Biographie de Jean Royère

Jean Royère (1902-1981)

Biographie

Issu d’une famille bourgeoise et cultivée, Jean Royère se détourne d’une carrière dans l’import-export pour se consacrer à la décoration à l’âge de trente ans. Ses débuts dans une fabrique de meubles du faubourg Saint-Antoine lui permettent de s’initier aux plus hautes exigences de l’artisanat parisien.

En 1931, à l’occasion de sa première commande réalisée pour son oncle Jacques Raverat, Jean Royère crée un mobilier de jardin aux lignes étirées qui annonce un style personnel, affranchi de toute convention. Le succès qu’obtient son décor en métal chromé de la brasserie Le Carlton, avenue des Champs-Élysées, le consacre comme une figure émergente de la décoration. En 1934, remarqué par le fabriquant Pierre Gouffé, Jean Royère se voit confier la responsabilité d’une section de mobilier contemporain.

Lors de l’exposition universelle de 1937, pour laquelle dix-sept ensembles lui sont commandés, Jean Royère est célébré comme l’un des décorateurs les plus originaux et les plus créatifs du moment. Devenu sociétaire du Salon des artistes décorateurs, il présente en 1939 un boudoir dont l’originalité marque une rupture dans sa carrière.

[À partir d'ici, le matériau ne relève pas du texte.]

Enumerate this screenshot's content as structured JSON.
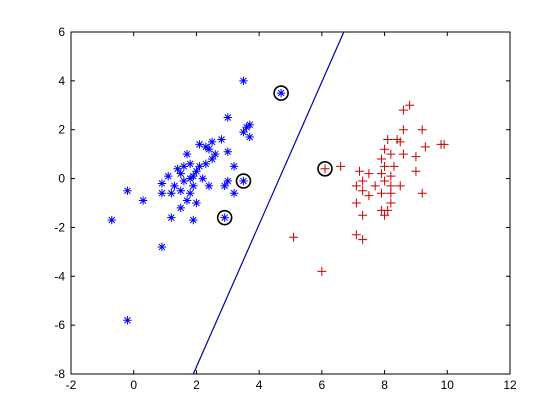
{
  "chart_data": {
    "type": "scatter",
    "title": "",
    "xlabel": "",
    "ylabel": "",
    "xlim": [
      -2,
      12
    ],
    "ylim": [
      -8,
      6
    ],
    "xticks": [
      "-2",
      "0",
      "2",
      "4",
      "6",
      "8",
      "10",
      "12"
    ],
    "yticks": [
      "-8",
      "-6",
      "-4",
      "-2",
      "0",
      "2",
      "4",
      "6"
    ],
    "grid": false,
    "legend": "none",
    "series": [
      {
        "marker": "asterisk",
        "color": "#0000ff",
        "points": [
          [
            3.5,
            4.0
          ],
          [
            3.6,
            2.1
          ],
          [
            3.7,
            2.2
          ],
          [
            3.5,
            1.9
          ],
          [
            3.7,
            1.7
          ],
          [
            3.0,
            2.5
          ],
          [
            2.8,
            1.6
          ],
          [
            2.3,
            1.3
          ],
          [
            2.5,
            1.5
          ],
          [
            2.1,
            1.4
          ],
          [
            2.4,
            1.2
          ],
          [
            1.7,
            1.0
          ],
          [
            2.6,
            1.0
          ],
          [
            2.5,
            0.8
          ],
          [
            2.3,
            0.6
          ],
          [
            2.1,
            0.5
          ],
          [
            1.8,
            0.6
          ],
          [
            1.6,
            0.5
          ],
          [
            1.4,
            0.4
          ],
          [
            2.0,
            0.3
          ],
          [
            1.5,
            0.2
          ],
          [
            2.2,
            0.0
          ],
          [
            1.8,
            0.0
          ],
          [
            1.6,
            -0.1
          ],
          [
            1.3,
            -0.3
          ],
          [
            1.1,
            0.1
          ],
          [
            0.9,
            -0.2
          ],
          [
            1.9,
            -0.3
          ],
          [
            1.5,
            -0.5
          ],
          [
            1.8,
            -0.6
          ],
          [
            1.2,
            -0.6
          ],
          [
            0.9,
            -0.6
          ],
          [
            1.7,
            -0.9
          ],
          [
            1.5,
            -1.2
          ],
          [
            1.2,
            -1.6
          ],
          [
            0.3,
            -0.9
          ],
          [
            -0.2,
            -0.5
          ],
          [
            1.9,
            -1.7
          ],
          [
            0.9,
            -2.8
          ],
          [
            -0.7,
            -1.7
          ],
          [
            -0.2,
            -5.8
          ],
          [
            3.0,
            1.1
          ],
          [
            3.2,
            0.5
          ],
          [
            3.0,
            -0.1
          ],
          [
            3.2,
            -0.6
          ],
          [
            2.9,
            -0.3
          ],
          [
            2.4,
            -0.3
          ],
          [
            2.0,
            -1.0
          ],
          [
            3.5,
            -0.1
          ],
          [
            2.9,
            -1.6
          ],
          [
            4.7,
            3.5
          ],
          [
            1.9,
            0.1
          ]
        ]
      },
      {
        "marker": "plus",
        "color": "#cc0000",
        "points": [
          [
            8.8,
            3.0
          ],
          [
            8.6,
            2.8
          ],
          [
            8.6,
            2.0
          ],
          [
            9.2,
            2.0
          ],
          [
            8.1,
            1.6
          ],
          [
            8.4,
            1.6
          ],
          [
            8.5,
            1.5
          ],
          [
            8.0,
            1.2
          ],
          [
            9.8,
            1.4
          ],
          [
            9.9,
            1.4
          ],
          [
            9.3,
            1.3
          ],
          [
            8.2,
            1.0
          ],
          [
            8.6,
            1.0
          ],
          [
            7.9,
            0.8
          ],
          [
            9.0,
            0.9
          ],
          [
            8.3,
            0.5
          ],
          [
            8.0,
            0.5
          ],
          [
            6.6,
            0.5
          ],
          [
            7.2,
            0.3
          ],
          [
            7.5,
            0.2
          ],
          [
            7.9,
            0.2
          ],
          [
            8.2,
            0.1
          ],
          [
            9.0,
            0.3
          ],
          [
            7.3,
            -0.1
          ],
          [
            8.0,
            -0.1
          ],
          [
            7.7,
            -0.3
          ],
          [
            8.2,
            -0.3
          ],
          [
            8.5,
            -0.3
          ],
          [
            7.1,
            -0.3
          ],
          [
            7.3,
            -0.5
          ],
          [
            8.2,
            -0.6
          ],
          [
            7.9,
            -0.6
          ],
          [
            9.2,
            -0.6
          ],
          [
            7.5,
            -0.7
          ],
          [
            7.1,
            -1.0
          ],
          [
            8.2,
            -1.0
          ],
          [
            7.3,
            -1.5
          ],
          [
            7.9,
            -1.3
          ],
          [
            8.1,
            -1.3
          ],
          [
            8.0,
            -1.5
          ],
          [
            7.1,
            -2.3
          ],
          [
            7.3,
            -2.5
          ],
          [
            5.1,
            -2.4
          ],
          [
            6.0,
            -3.8
          ],
          [
            6.1,
            0.4
          ]
        ]
      }
    ],
    "decision_boundary": {
      "color": "#0000aa",
      "x": [
        1.9,
        6.7
      ],
      "y": [
        -8,
        6
      ]
    },
    "highlighted_points": [
      [
        4.7,
        3.5
      ],
      [
        3.5,
        -0.1
      ],
      [
        2.9,
        -1.6
      ],
      [
        6.1,
        0.4
      ]
    ]
  }
}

Dans une gamme de couleurs acidulées, Jean Royère développe un répertoire ornemental librement inspiré du monde animal et végétal : le fauteuil Éléphanteau, la chaise Trèfle, le lampadaire Champignon et l’applique Bouquet participent de cet univers poétique qui atteindra son épanouissement après-guerre.

En 1942, Jean Royère ouvre sa propre agence au 5, rue d’Argenson à Paris, puis, en 1949, une grande galerie au 182, rue du Faubourg Saint-Honoré. Émancipé du courant fonctionnaliste, le décorateur incarne le retour à l’ornement. Ce dernier préside à la conception de ses aménagements, comme en témoigne le bureau d’une femme d’affaires parisienne en 1947, entièrement habillé de tôle perforée. Les motifs de cercles, de croisillons et de chevrons s’invitent dans les moindres éléments de décor. Les courbes en tube métallique de l’applique Liane s’entremêlent et envahissent la cimaise du Salon des artistes décorateurs de 1959. Jean Royère gagne l’attachement de clients tels que Gaston Dutilleul, qui lui reste fidèle de 1949 à 1972, ou encore le chanteur Henri Salvador, pour lequel il conçoit un mobilier en marqueterie de paille à motif d’étoiles en 1955.

Les commandes publiques achèvent d’établir sa notoriété. Dès 1948, il est chargé du décor de l’ensemble des pièces de réception du consulat de France à Alexandrie. Décorés en 1950, les salons de la nouvelle légation de France à Helsinki, où il dispose des fauteuils Boule de couleur vive, attestent une grande liberté de conception.

Le succès et l’activité inépuisable de Jean Royère l’amènent rapidement à s’ouvrir à une clientèle étrangère, séduite par sa fantaisie décorative. Il inaugure des magasins au Proche-Orient, puis en Amérique du Sud : Le Caire en 1946, Beyrouth en 1947, Lima en 1955 et São Paulo en 1957. Associé à l’architecte libanais Nadim Majdalani, il s’atèle aux chantiers de vastes hôtels comme Le Capitole à Beyrouth en 1953, l’Ambassador Hotel à Jérusalem en 1955, l’Amman Club en 1958. Le décorateur obtient la faveur des dirigeants et des souverains de la région, tels que le roi Hussein de Jordanie, le roi et la reine d’Arabie Saoudite et le Shah d’Iran, pour lequel il dessine une salle de cinéma en 1958.

En 1972, au terme d’une longue et riche carrière cosmopolite, Jean Royère interrompt ses activités de décorateur et partage son temps entre les États-Unis et la France.